Salle des Pas Perdus du Palais de Justice de Poitiers, 13.06_27.08.2016

C’est avec l’assurance de celui qui sait que le spectateur déambule confiant entre les socles vides du Musée des Futurs dans l’imposante Salle des Pas Perdus du Palais de Justice de Poitiers. Les autres visiteurs s’en remettront à la parole de la médiatrice sans toutefois cacher leur surprise ou leur étonnement face à ce projet conceptuel qui plagie les grosses ficelles de l’industrie culturelle.

L’artiste belge Wesley Meuris reprend ici la sophistication et la codification des musées passés maîtres dans la gestion de foules. Le Musée des Futurs pousse à l’extrême les impératifs d’efficience des institutions : parcours imposé, discours calibré à visée pédagogique. Si Marcel Broodthaers ou General Idea versaient dans l’anticipation riante, Wesley Meuris fait le constat implacable du « haut degré de manipulation de la perception ». Il « profane les dispositifs (c’est-à-dire le restitue à l’usage commun de ce qui a été saisi et séparé en eux)1 » qui sous-tendent ces moments d’évasion institutionnalisée.

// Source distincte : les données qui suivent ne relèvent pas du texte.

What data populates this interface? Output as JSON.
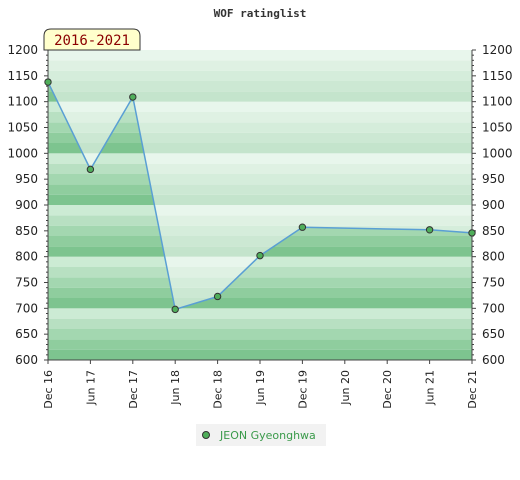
{
  "chart_data": {
    "type": "area",
    "title": "WOF ratinglist",
    "period_label": "2016-2021",
    "x_labels": [
      "Dec 16",
      "Jun 17",
      "Dec 17",
      "Jun 18",
      "Dec 18",
      "Jun 19",
      "Dec 19",
      "Jun 20",
      "Dec 20",
      "Jun 21",
      "Dec 21"
    ],
    "y_ticks": [
      600,
      650,
      700,
      750,
      800,
      850,
      900,
      950,
      1000,
      1050,
      1100,
      1150,
      1200
    ],
    "ylim": [
      600,
      1200
    ],
    "grid": true,
    "legend_position": "bottom",
    "series": [
      {
        "name": "JEON Gyeonghwa",
        "color": "#5a9fd4",
        "marker_color": "#4fae5a",
        "points": [
          {
            "x": "Dec 16",
            "y": 1138
          },
          {
            "x": "Jun 17",
            "y": 969
          },
          {
            "x": "Dec 17",
            "y": 1109
          },
          {
            "x": "Jun 18",
            "y": 698
          },
          {
            "x": "Dec 18",
            "y": 723
          },
          {
            "x": "Jun 19",
            "y": 802
          },
          {
            "x": "Dec 19",
            "y": 857
          },
          {
            "x": "Jun 21",
            "y": 852
          },
          {
            "x": "Dec 21",
            "y": 846
          }
        ]
      }
    ]
  }
}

Ses premières structures à grande échelle sous forme de cages pour animaux détournent les mécanismes d’exposition (Cage for Pelodiscus sinensis, 2006). Comme dans les scènes de zoo du peintre Gilles Aillaud où le système d’enfermement se fait par petites touches additives, le conditionnement implicite du regard s’exerce de manière complexe au sein de l’espace muséal. Brian O’Doherty écrivait : « la galerie est construite selon des lois aussi rigoureuses que celles qui présidaient à l’édification des églises au Moyen-Âge. Le monde extérieur ne doit pas y pénétrer – aussi les fenêtres en sont-elles généralement condamnées. Les murs sont peints en blanc. Le plafond se fait source de lumière […] L’art y est libre de vivre sa vie. […] Dans ce contexte un cendrier à pied devient un objet sacré, tout comme un manche d’incendie dans un musée d’art moderne n’évoque pas tant un manche d’incendie qu’une énigme esthétique. » Le dispositif muséographique dépasse aujourd’hui la création d’un environnement propice à la contemplation. Il intègre ce que Michel Foucault définit comme un « ensemble résolument hétérogène comportant des discours, des institutions, des aménagements architecturaux, des décisions réglementaires, des lois, des mesures administratives, des énoncés scientifiques, des propositions philosophiques, morales, philanthropiques ; bref, du dit aussi bien que du non-dit, voilà les éléments du dispositif ».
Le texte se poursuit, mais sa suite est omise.